What caught my eye was that this article has to be one of the few pieces of maritime journalism where the contiguous zone plays a central role:
“To avoid routine checks, the sailors skillfully navigate what is known as the ‘contiguous zone,’ the continuous maritime area extending beyond any country’s territorial waters.”
The contiguous zone is probably the most obscure of the ocean divisions enshrined in the UN Convention on the Law of the Sea (UNCLOS). Only one article of UNCLOS (Article 33) is devoted to the contiguous zone, where it is defined as the area of the ocean out to 24 nautical miles from the coastline. In the contiguous zone, a State has the right to “prevent infringement of its customs, fiscal, immigration or sanitary laws and regulations within its territory or territorial sea” and punish such infringements when they do occur within the State’s territory or territorial sea. In other words, it’s an area where coastal states can police in order to prevent crimes from occurring in their territorial waters. However, if a crime occurs in the contiguous zone, then high seas rules apply. Its designation as a specialized policing zone is reaffirmed by the fact that almost all of the references to it, outside Article 33, are in Article 111, the article on the right of hot pursuit.

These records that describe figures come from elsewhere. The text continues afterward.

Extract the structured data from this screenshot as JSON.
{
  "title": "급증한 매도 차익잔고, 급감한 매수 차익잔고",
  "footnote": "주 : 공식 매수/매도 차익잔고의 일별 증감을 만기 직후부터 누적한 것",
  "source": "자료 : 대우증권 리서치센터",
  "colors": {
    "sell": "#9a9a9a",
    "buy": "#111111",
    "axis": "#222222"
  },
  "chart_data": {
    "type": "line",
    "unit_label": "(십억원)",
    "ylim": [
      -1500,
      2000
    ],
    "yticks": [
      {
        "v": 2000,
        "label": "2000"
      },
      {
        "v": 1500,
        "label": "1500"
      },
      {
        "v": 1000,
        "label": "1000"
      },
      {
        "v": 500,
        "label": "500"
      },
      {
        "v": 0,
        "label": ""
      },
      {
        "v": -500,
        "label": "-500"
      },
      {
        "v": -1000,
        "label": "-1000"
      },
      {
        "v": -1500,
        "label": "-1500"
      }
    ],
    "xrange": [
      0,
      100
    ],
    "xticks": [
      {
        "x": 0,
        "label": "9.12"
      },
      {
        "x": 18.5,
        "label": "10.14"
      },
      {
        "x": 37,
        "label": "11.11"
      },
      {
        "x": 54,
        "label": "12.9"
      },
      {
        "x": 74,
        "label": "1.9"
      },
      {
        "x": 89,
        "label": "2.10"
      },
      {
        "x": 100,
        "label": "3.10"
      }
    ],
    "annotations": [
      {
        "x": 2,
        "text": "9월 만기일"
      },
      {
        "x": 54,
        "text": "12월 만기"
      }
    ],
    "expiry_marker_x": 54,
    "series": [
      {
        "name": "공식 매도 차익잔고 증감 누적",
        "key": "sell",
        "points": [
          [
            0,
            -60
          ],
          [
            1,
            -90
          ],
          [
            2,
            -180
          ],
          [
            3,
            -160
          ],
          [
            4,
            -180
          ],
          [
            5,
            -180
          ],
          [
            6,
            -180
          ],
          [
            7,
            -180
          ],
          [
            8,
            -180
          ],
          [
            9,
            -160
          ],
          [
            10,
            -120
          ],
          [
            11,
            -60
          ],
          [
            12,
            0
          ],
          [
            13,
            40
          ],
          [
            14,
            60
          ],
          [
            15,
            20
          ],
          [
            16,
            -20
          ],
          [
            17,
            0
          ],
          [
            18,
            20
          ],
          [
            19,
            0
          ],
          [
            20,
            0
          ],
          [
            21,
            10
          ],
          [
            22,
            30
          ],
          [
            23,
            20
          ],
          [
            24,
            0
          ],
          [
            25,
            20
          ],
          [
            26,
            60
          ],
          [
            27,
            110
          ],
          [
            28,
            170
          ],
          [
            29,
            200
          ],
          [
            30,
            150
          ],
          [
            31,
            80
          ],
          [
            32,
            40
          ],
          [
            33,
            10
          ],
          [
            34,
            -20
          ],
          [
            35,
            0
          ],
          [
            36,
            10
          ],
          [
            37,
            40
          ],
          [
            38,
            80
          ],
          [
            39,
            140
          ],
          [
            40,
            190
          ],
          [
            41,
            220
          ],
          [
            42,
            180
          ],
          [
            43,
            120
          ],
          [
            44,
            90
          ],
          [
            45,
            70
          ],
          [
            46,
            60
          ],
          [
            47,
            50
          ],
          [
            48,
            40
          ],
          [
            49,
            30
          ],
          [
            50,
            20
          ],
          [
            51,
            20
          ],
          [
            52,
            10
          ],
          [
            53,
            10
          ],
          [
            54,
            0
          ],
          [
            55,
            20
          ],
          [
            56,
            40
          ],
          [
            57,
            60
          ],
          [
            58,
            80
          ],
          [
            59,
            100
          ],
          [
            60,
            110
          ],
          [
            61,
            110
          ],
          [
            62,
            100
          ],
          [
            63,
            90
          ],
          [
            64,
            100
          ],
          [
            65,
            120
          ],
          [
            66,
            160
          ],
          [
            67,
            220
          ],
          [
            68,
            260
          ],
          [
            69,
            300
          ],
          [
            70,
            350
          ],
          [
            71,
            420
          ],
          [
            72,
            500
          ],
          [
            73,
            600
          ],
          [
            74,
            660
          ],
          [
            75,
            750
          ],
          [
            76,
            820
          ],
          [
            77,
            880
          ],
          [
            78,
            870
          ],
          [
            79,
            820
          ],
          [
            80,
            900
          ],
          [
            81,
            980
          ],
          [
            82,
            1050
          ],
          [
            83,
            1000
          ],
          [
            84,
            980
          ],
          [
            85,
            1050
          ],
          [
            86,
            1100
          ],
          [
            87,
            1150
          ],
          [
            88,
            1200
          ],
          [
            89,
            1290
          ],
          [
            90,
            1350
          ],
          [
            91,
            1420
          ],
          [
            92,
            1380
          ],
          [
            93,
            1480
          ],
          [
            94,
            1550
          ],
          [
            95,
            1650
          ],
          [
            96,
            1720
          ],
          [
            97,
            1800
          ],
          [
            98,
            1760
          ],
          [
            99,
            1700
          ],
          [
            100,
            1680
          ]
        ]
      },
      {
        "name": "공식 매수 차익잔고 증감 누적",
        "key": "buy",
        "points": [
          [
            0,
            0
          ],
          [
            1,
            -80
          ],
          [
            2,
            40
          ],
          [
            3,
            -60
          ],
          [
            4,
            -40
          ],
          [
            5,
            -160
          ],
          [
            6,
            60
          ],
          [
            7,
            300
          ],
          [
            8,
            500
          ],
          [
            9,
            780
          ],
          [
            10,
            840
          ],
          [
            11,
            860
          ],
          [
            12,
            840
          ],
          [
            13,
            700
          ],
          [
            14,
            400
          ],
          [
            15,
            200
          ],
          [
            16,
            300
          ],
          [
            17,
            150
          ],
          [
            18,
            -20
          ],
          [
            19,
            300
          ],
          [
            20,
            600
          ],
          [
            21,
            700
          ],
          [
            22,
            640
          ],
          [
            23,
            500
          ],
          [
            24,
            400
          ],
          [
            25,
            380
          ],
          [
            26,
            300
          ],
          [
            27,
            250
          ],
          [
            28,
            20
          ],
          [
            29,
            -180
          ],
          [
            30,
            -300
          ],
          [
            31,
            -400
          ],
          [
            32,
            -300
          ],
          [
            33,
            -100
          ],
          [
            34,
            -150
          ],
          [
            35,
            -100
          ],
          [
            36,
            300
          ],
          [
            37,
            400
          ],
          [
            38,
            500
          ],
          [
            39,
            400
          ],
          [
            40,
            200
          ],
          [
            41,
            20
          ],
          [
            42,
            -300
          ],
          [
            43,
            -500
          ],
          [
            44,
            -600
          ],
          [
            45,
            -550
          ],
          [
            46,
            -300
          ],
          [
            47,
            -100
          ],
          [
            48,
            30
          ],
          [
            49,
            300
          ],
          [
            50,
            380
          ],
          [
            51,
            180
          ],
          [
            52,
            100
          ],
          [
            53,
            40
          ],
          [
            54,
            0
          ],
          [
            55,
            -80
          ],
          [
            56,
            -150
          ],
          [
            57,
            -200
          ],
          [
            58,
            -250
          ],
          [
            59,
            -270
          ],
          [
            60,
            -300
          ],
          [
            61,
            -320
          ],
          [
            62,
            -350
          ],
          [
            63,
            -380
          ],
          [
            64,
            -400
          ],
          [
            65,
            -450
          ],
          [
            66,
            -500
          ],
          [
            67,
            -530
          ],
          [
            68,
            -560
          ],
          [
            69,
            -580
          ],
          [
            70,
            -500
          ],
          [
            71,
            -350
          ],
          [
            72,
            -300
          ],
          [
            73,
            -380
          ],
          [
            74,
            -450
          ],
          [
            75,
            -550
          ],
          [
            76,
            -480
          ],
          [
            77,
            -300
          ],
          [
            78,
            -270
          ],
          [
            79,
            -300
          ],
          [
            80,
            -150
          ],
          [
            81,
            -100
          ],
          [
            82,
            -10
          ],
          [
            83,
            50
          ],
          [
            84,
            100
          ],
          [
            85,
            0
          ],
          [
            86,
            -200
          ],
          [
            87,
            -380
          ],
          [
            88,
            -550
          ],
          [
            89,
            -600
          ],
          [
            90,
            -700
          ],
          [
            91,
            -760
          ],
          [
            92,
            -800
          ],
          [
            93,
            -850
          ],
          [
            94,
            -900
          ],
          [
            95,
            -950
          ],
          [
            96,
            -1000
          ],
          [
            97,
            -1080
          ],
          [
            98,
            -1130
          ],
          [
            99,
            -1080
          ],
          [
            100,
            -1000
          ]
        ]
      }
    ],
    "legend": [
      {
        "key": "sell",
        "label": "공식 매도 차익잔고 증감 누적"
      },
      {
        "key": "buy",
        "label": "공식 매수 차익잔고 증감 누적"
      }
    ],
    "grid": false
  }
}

In short, the contiguous zone is a classic frontier zone, a space that is defined both by its lawlessness and by the reckless, unchecked power of the Law. It is both a space of exception – an “outside” space that reminds one of the limits of sovereign authority – and one that affirms the potential for control and order. It is, as it were, a space of both limits and opportunity. And, of course, like frontiers everywhere, it is an ideal space for smugglers, including the people smugglers profiled in the New York Times article.
I’m not sure that this is precisely what the ‘Ocean Frontiers’ workshop organisers had in mind when they decided to revolve the workshop around the concept of the ocean frontier: their focus is less on the liminal legalities of maritime border zones and more on the emergent marine frontiers of resource extraction opportunities and the ways in which “principles of socio-economic equity and ecological sustainability [have] influenced the regulatory context surrounding ocean resources [in these frontiers].” Indeed, I suspect that much of my role at the workshop will be to draw out connections between, on the one hand, the economic/resource ‘frontier’ (and the ethical and environmental implications of its ‘conquest’) and, on the other hand, the spatial legal ‘frontiers’ of political geography. That’s not meant as a critique at all. In fact an exciting ‘frontier’ of frontier studies (or, more broadly, border studies) is precisely the points at which these frontiers intersect. Thus, I’m looking forward to an exciting workshop.
And for anyone reading this who’s in Toronto, there will be a public event associated with the workshop this Wednesday at 5pm. All are welcome!